The KVM is optimized mainly for space is it not? While consoles would benfit from this… we still need speed. HotSpot is optimized for speed.
In general I don’t see the need for a specifc game VM, so long as there are two things available. 1) Hires timing facilities, 2) predicable GC pauses.
It would be great if instead of Thread.sleep(x); we had gc(x) - a request to garbage collect for x milliseconds. and some way of falling back to Sleep if the collector couldn’t use all that time for something useful.
When I asked if JGP could be implemented as an extension I was getting at the points you brought up: The PC alreadys meets the JGP hardware specs and therefore you are left with APIs. I had not considered that the VM itself would have different constraints, I guess that part could come as an improvement to the existing J2SE VM though.
The bit I’m trying to get at is that the J2ME and the Profile can’t be distributed with every game anyway - at least not without making the games hardware specific and throwing away a lot of the reason to use Java. And on the PC/Mac side of things it MAY be confusing to need several different flavours of Java. That is, telling the user that having the J2SE JRE is not enough, you need the J2ME JRE for platform X plus the JGP…
How would such a thing be delivered? The ultimate goal being to grab a “JGP compatible” game off the shelf and run it on any system that runs the JGP. How will the JGP get on to the PC/Mac/X-Box/PlayStation/GameSphere/whatever? Am I right in assuming that it makes no sense to distribute it with the game itself?
Is there a good enough reason for hardware companies to put such a thing on the machine to begin with in the case of consoles? (Much like you see with mobile phones now.) I don’t think the console Mfg’s will be ready to do something like that for a long time.
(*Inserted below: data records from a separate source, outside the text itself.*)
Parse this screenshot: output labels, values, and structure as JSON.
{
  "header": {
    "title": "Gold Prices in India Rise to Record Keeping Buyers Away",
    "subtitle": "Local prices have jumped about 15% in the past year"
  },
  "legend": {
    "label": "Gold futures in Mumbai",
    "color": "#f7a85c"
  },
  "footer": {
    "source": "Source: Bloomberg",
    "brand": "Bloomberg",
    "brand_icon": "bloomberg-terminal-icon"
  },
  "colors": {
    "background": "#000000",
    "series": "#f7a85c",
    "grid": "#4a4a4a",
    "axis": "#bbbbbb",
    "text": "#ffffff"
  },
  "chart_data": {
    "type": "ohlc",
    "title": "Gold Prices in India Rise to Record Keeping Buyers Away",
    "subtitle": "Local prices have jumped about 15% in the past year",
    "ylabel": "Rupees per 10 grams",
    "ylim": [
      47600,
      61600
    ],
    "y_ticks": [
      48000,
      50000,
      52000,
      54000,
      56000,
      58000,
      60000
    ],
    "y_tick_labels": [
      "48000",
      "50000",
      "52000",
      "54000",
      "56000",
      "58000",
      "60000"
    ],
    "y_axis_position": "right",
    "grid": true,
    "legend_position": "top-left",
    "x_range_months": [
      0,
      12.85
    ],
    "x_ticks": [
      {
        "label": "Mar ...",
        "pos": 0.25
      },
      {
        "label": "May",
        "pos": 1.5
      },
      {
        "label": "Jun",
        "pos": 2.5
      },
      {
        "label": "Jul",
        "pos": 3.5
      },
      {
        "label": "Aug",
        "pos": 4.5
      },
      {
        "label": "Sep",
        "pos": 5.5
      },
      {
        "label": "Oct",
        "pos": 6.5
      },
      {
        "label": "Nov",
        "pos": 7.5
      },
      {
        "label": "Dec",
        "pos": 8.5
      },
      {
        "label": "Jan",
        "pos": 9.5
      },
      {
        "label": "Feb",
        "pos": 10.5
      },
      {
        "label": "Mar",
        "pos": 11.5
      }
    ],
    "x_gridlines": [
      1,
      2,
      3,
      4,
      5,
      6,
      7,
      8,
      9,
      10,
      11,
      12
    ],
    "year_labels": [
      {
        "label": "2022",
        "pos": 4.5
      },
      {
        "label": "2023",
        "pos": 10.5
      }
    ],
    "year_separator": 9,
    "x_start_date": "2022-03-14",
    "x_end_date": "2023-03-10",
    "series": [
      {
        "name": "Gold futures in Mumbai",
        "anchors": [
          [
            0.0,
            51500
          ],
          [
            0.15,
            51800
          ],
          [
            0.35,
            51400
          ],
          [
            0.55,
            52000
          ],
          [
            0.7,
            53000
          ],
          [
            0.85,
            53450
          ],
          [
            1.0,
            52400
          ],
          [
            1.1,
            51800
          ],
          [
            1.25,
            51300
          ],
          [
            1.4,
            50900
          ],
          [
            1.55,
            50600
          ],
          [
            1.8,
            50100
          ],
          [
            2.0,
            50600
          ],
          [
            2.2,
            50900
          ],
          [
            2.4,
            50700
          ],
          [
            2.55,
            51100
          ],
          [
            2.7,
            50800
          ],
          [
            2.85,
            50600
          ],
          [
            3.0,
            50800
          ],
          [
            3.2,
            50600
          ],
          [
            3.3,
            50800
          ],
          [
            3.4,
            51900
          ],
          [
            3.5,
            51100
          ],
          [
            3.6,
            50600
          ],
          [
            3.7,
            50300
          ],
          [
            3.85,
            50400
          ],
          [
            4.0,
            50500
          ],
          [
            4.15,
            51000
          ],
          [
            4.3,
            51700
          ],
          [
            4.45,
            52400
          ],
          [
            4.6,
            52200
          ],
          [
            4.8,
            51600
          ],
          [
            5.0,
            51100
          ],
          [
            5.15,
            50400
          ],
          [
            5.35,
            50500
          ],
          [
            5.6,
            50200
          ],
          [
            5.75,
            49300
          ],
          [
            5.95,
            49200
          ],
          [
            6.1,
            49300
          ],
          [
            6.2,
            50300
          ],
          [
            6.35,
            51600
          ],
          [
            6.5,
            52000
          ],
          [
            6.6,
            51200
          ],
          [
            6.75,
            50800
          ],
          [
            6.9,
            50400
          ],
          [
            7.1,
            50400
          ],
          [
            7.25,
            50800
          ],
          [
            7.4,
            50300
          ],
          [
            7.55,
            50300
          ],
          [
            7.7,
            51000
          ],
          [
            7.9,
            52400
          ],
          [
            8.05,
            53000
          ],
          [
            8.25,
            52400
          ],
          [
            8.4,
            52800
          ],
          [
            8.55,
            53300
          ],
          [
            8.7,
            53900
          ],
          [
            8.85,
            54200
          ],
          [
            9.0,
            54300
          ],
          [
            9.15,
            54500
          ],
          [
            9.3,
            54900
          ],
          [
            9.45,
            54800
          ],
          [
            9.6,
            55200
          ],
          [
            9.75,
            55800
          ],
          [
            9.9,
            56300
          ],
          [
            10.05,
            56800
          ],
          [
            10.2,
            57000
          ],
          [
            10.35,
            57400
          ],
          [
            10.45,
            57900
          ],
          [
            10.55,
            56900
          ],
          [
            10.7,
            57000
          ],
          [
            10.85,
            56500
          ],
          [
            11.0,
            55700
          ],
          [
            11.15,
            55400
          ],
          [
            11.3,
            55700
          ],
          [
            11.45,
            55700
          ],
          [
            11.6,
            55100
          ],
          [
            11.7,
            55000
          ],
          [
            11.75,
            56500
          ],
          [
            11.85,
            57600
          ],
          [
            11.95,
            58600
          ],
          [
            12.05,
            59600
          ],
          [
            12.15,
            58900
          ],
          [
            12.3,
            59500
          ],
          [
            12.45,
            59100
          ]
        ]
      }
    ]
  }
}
Java really needs to prove itself as a cutting edge game platform before that will happen. And we all know the difficulties involved with that. Java lags the cutting edge - it almost has to. First the new capabilities are added to the hardware (graphics card) then the native code has to be written to exploit those capabilities, then someone has to make a Java binding - preferably a standard one like Java3D… there is a built-in lag to Java supporting the ‘latest’ gaming hardware. [man, this is really getting off-topic] So I’m missing how Java is going to get to the consoles. JGP makes sense to me as a standard extension only in the sense that getting it to PCs should be much easier that way.